In weight%, C: 0.005% or less (excluding 0), Si: 1.5 to 4.5%, Mn: 0.1 to 0.5%, P: 0.1% or less (excluding 0), sol.Al: 0.001% or less (excluding 0), S: Slab containing 0.001 to 0.005%, Ti: 0.005% or less (excluding 0), N: 0.004% or less (excluding 0), Sb: 0.005 to 0.2% and consisting of the balance Fe and other unavoidable impurities Hot-rolled, cold-rolled, cold-annealed annealing, but the cold temperature of the cold-annealed sheet annealing is 850 ~ 1100 ℃, annealing at 700 ℃ annealing at a heating rate of 12 ℃ / sec or more and cracking temperature at 700 ℃ or more The low iron loss high magnetic flux density non-oriented electrical steel sheet excellent in the permeability of the rolling direction to be annealed at a heating rate of 10 ℃ / sec or more. The method according to claim 1,
A method for producing a low iron loss high magnetic flux density non-oriented electrical steel sheet having excellent permeability in the rolling direction in which the tension applied to the steel sheet during cold annealing is 0.5 kg / mm ² or less. The method according to claim 1,
A method for producing a low iron loss high magnetic flux density non-oriented electrical steel sheet having excellent permeability in the rolling direction in which the hot rolled sheet is subjected to annealing after hot rolling before cold rolling. The method according to claim 3,
When the hot rolled sheet is annealed, the heating rate is 2 ~ 20 ℃ / sec, and when the end temperature of the heating table reaches 850 ~ 1100 ℃, the temperature is lowered within 30 seconds. Low iron loss high magnetic flux density non-oriented electrical steel sheet with excellent permeability. In weight%, C: 0.005% or less (excluding 0), Si: 1.5 to 4.5%, Mn: 0.1 to 0.5%, P: 0.1% or less (excluding 0), sol.Al: 0.001% or less (excluding 0), S: 0.001 to 0.005%, Ti: 0.005% or less (excluding 0), N: 0.004% or less (excluding 0), Sb: 0.005 to 0.2%, remainder Fe and other unavoidably mixed impurities, Low iron loss high magnetic flux density non-oriented electrical steel sheet with excellent permeability in the rolling direction that satisfies 1.

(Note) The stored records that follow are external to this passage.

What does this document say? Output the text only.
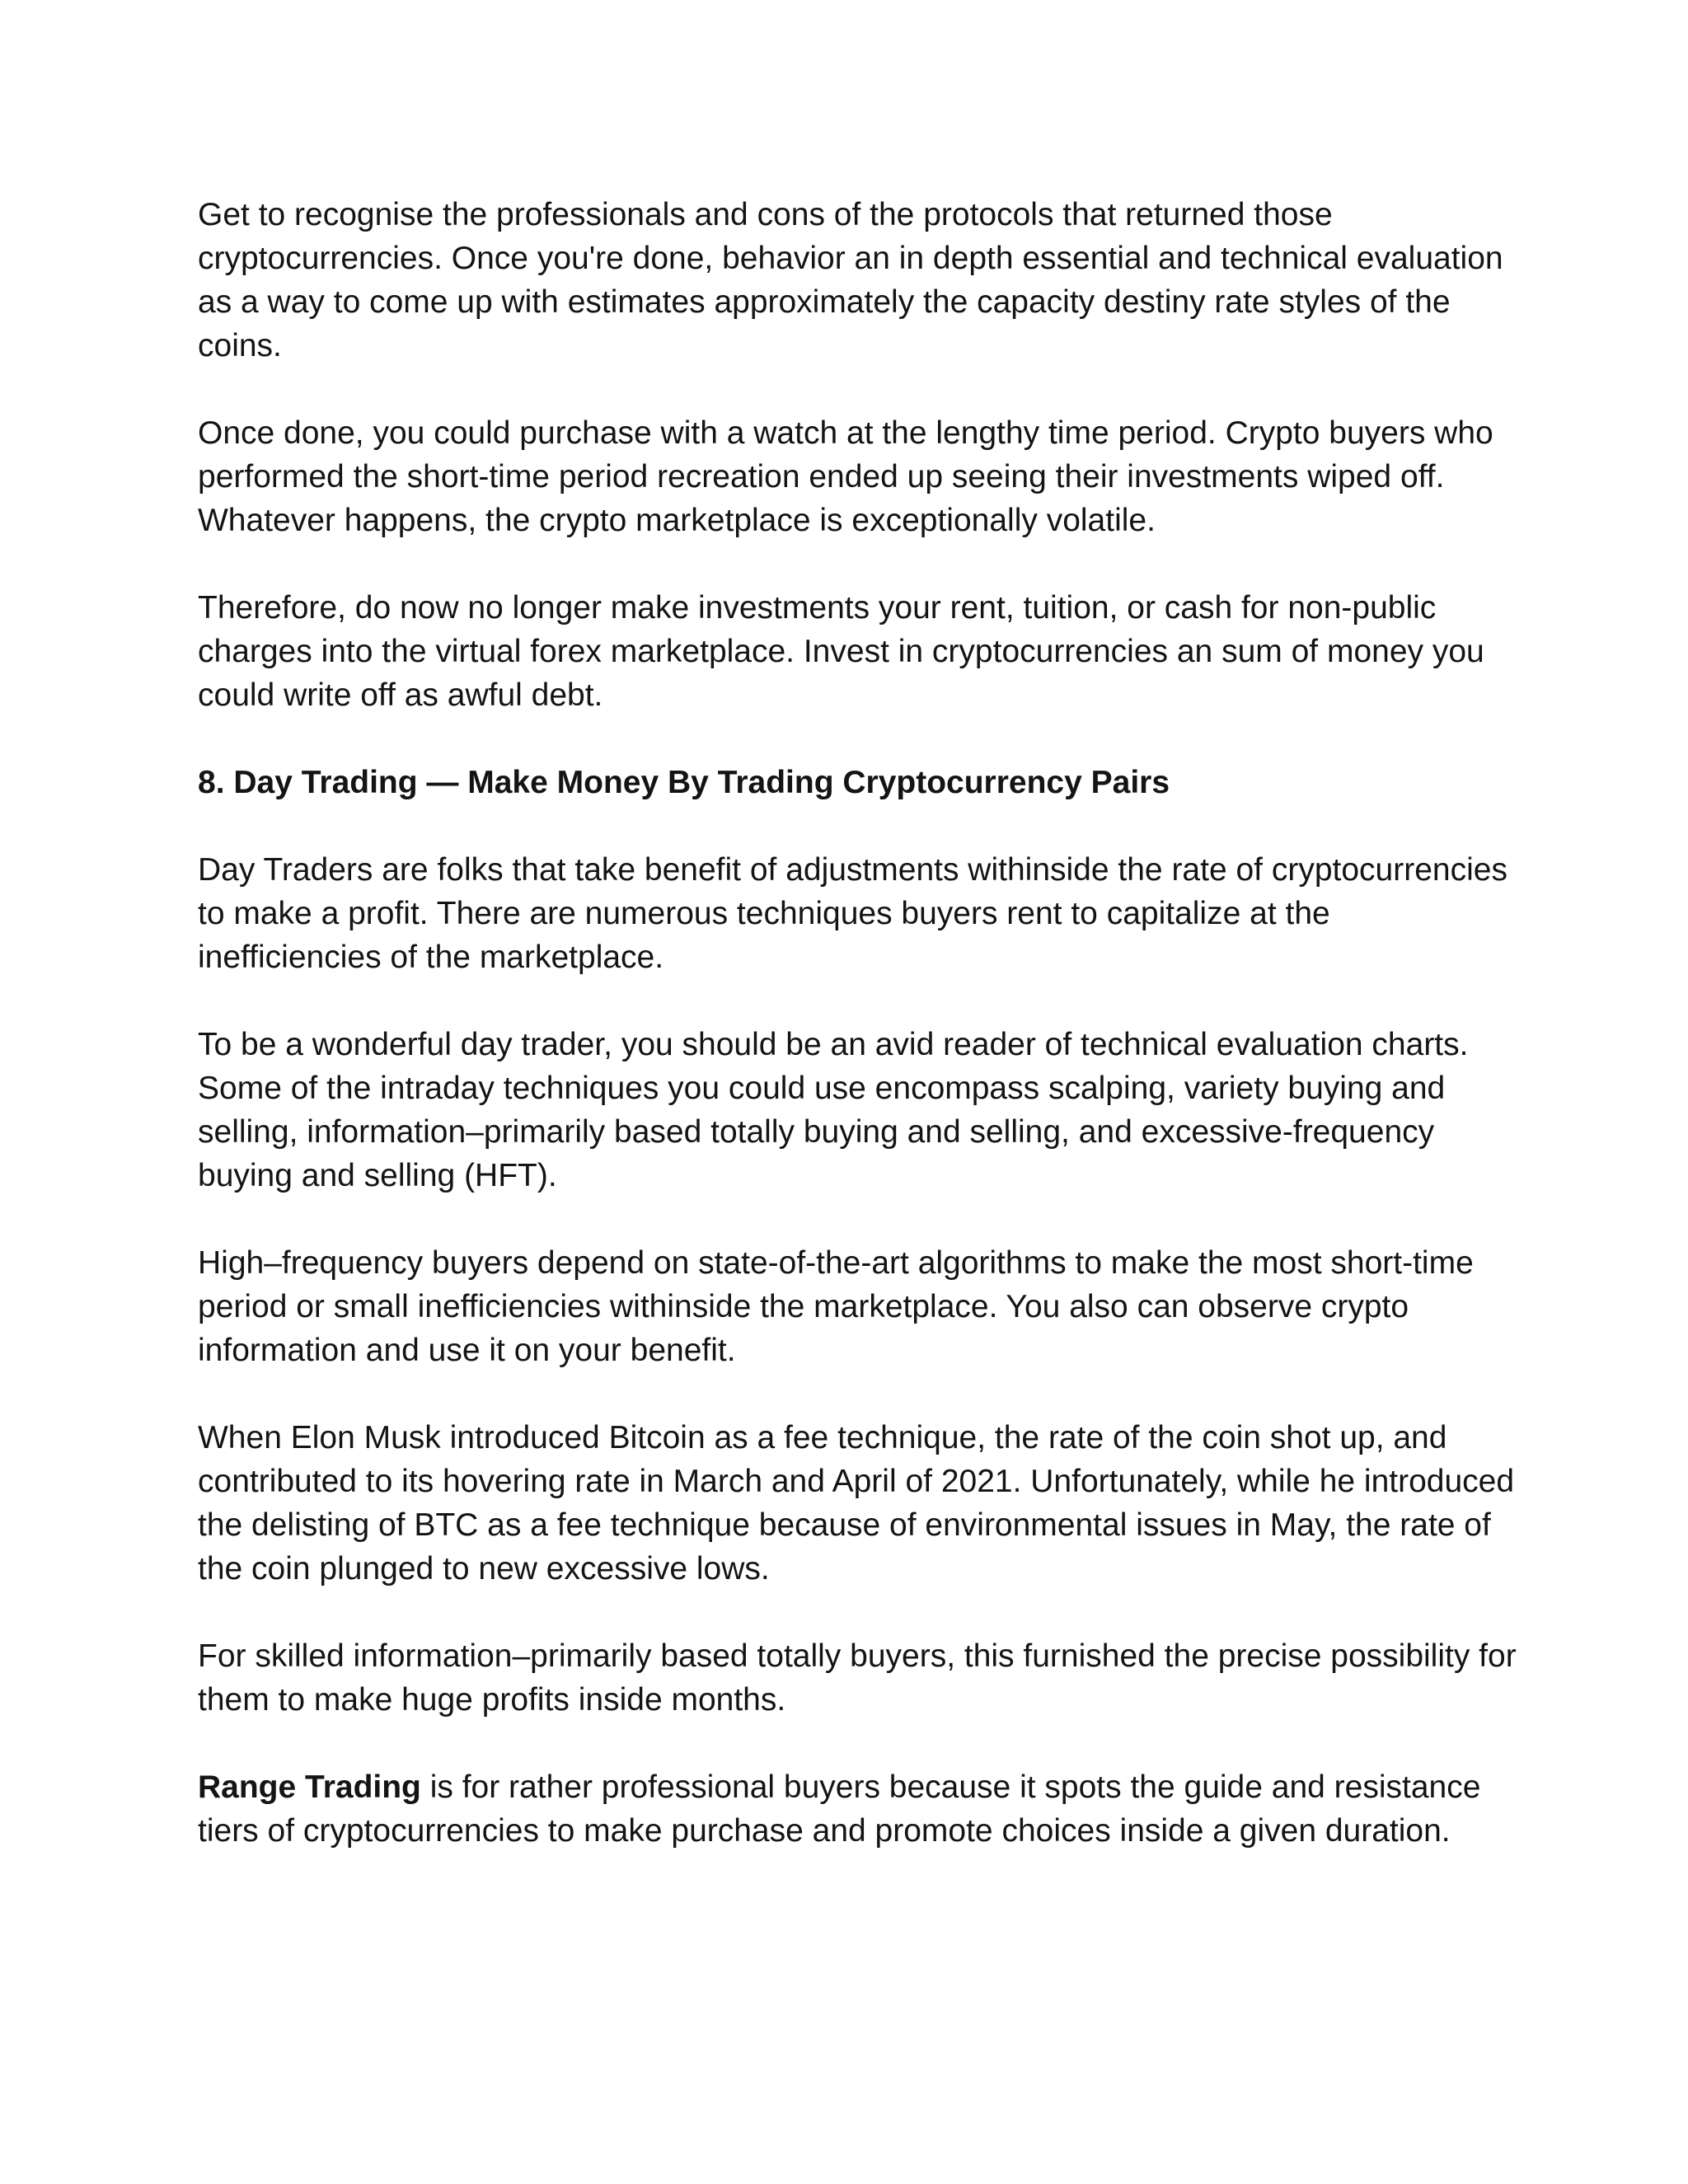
Get to recognise the professionals and cons of the protocols that returned those cryptocurrencies. Once you're done, behavior an in depth essential and technical evaluation as a way to come up with estimates approximately the capacity destiny rate styles of the coins.

Once done, you could purchase with a watch at the lengthy time period. Crypto buyers who performed the short-time period recreation ended up seeing their investments wiped off. Whatever happens, the crypto marketplace is exceptionally volatile.

Therefore, do now no longer make investments your rent, tuition, or cash for non-public charges into the virtual forex marketplace. Invest in cryptocurrencies an sum of money you could write off as awful debt.

8. Day Trading — Make Money By Trading Cryptocurrency Pairs

Day Traders are folks that take benefit of adjustments withinside the rate of cryptocurrencies to make a profit. There are numerous techniques buyers rent to capitalize at the inefficiencies of the marketplace.

To be a wonderful day trader, you should be an avid reader of technical evaluation charts. Some of the intraday techniques you could use encompass scalping, variety buying and selling, information–primarily based totally buying and selling, and excessive-frequency buying and selling (HFT).

High–frequency buyers depend on state-of-the-art algorithms to make the most short-time period or small inefficiencies withinside the marketplace. You also can observe crypto information and use it on your benefit.

When Elon Musk introduced Bitcoin as a fee technique, the rate of the coin shot up, and contributed to its hovering rate in March and April of 2021. Unfortunately, while he introduced the delisting of BTC as a fee technique because of environmental issues in May, the rate of the coin plunged to new excessive lows.

For skilled information–primarily based totally buyers, this furnished the precise possibility for them to make huge profits inside months.

Range Trading is for rather professional buyers because it spots the guide and resistance tiers of cryptocurrencies to make purchase and promote choices inside a given duration.
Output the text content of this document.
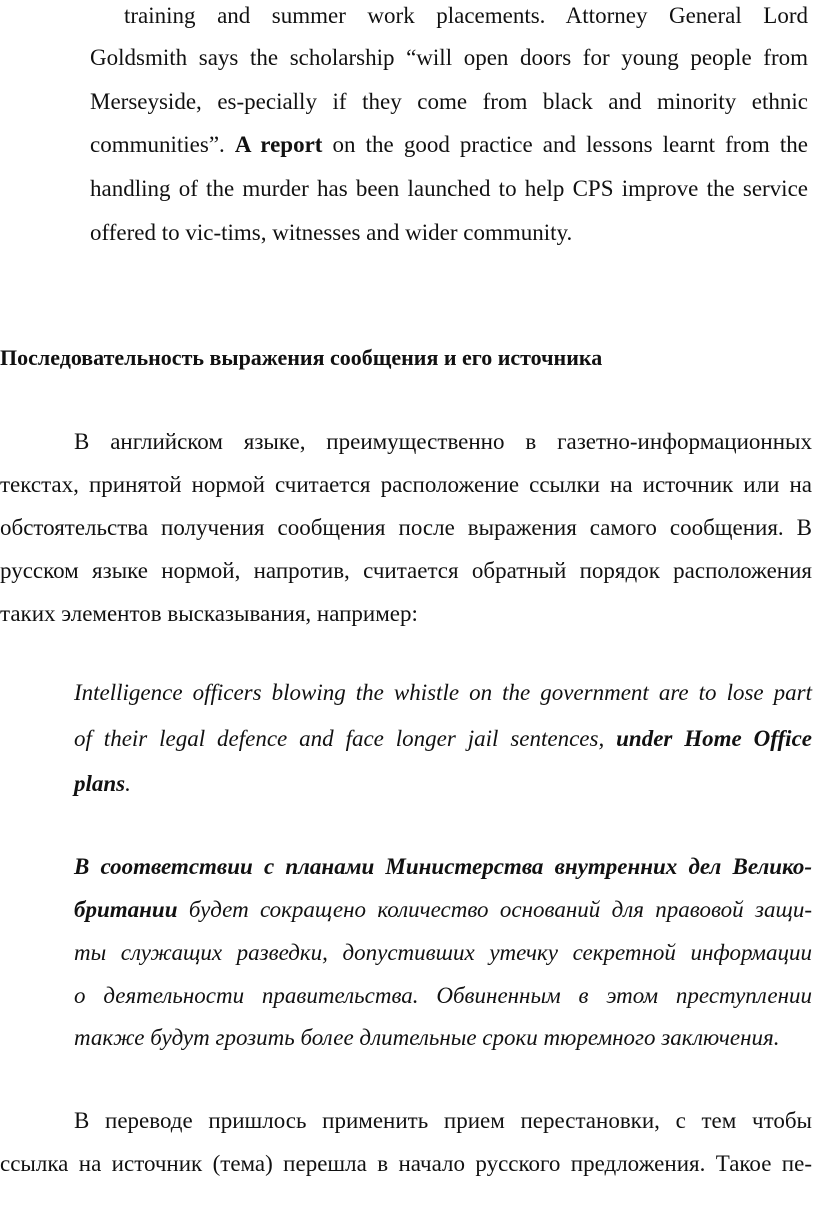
training and summer work placements. Attorney General Lord
Goldsmith says the scholarship “will open doors for young people from
Merseyside, es-pecially if they come from black and minority ethnic
communities”. A report on the good practice and lessons learnt from the
handling of the murder has been launched to help CPS improve the service
offered to vic-tims, witnesses and wider community.
Последовательность выражения сообщения и его источника
В английском языке, преимущественно в газетно-информационных
текстах, принятой нормой считается расположение ссылки на источник или на
обстоятельства получения сообщения после выражения самого сообщения. В
русском языке нормой, напротив, считается обратный порядок расположения
таких элементов высказывания, например:
Intelligence officers blowing the whistle on the government are to lose part
of their legal defence and face longer jail sentences, under Home Office
plans.
В соответствии с планами Министерства внутренних дел Велико-
британии будет сокращено количество оснований для правовой защи-
ты служащих разведки, допустивших утечку секретной информации
о деятельности правительства. Обвиненным в этом преступлении
также будут грозить более длительные сроки тюремного заключения.
В переводе пришлось применить прием перестановки, с тем чтобы
ссылка на источник (тема) перешла в начало русского предложения. Такое пе-
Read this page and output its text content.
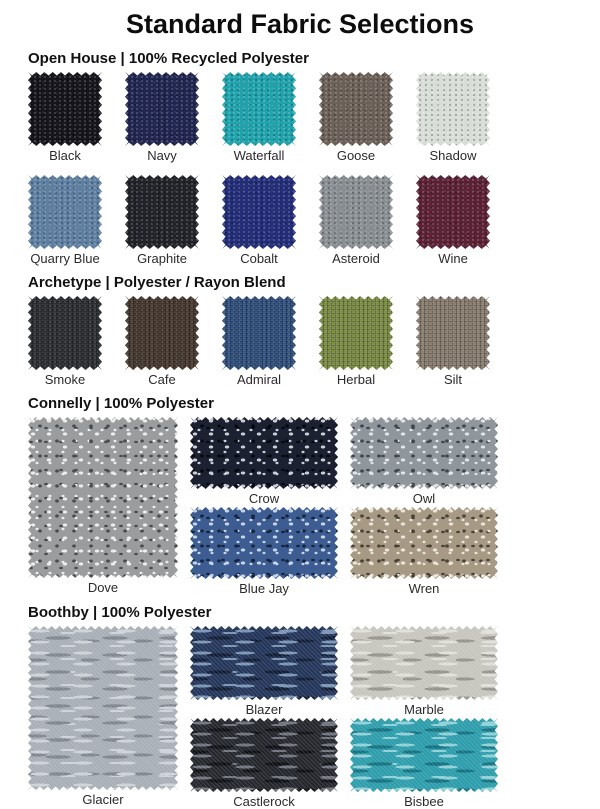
Standard Fabric Selections
Open House | 100% Recycled Polyester
Black	Navy	Waterfall	Goose	Shadow
Quarry Blue	Graphite	Cobalt	Asteroid	Wine
Archetype | Polyester / Rayon Blend
Smoke	Cafe	Admiral	Herbal	Silt
Connelly | 100% Polyester
Dove
Crow
Blue Jay
Owl
Wren
Boothby | 100% Polyester
Glacier
Blazer
Castlerock
Marble
Bisbee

(Equation 1) B50 ≥ 1.35 + 0.021 x V _{100}
The V _{100} is the volume fraction (volume%) of the {100} tissue parallel to the rolling direction, and B50 is the magnetic flux density induced when a 50 Hz, 5000 A / m magnetic field is applied. The method according to claim 5,
Low iron loss high magnetic flux density non-oriented electrical steel sheet excellent in permeability in the rolling direction that satisfies Equation 2 below.
(Equation 2) {(L direction permeability-C direction permeability) × 100 / (L direction permeability + C direction permeability)} ≥25
The permeability of the L direction is the permeability of the rolling direction in the 1.5 Tesla magnetic field, and the permeability of the C direction is the permeability of the rolling vertical direction in the 1.5 Tesla magnetic field. The method according to claim 5 or 6,
A low iron loss high magnetic flux density non-oriented electrical steel sheet having excellent permeability in the rolling direction that satisfies Equation 3 below.
(Expression 3) 10 ≤ {V _{100} / grain size (㎛)} × 100 ≤ 15
V _{100} is the volume fraction (volume%) of the {100} structure parallel to the rolling direction.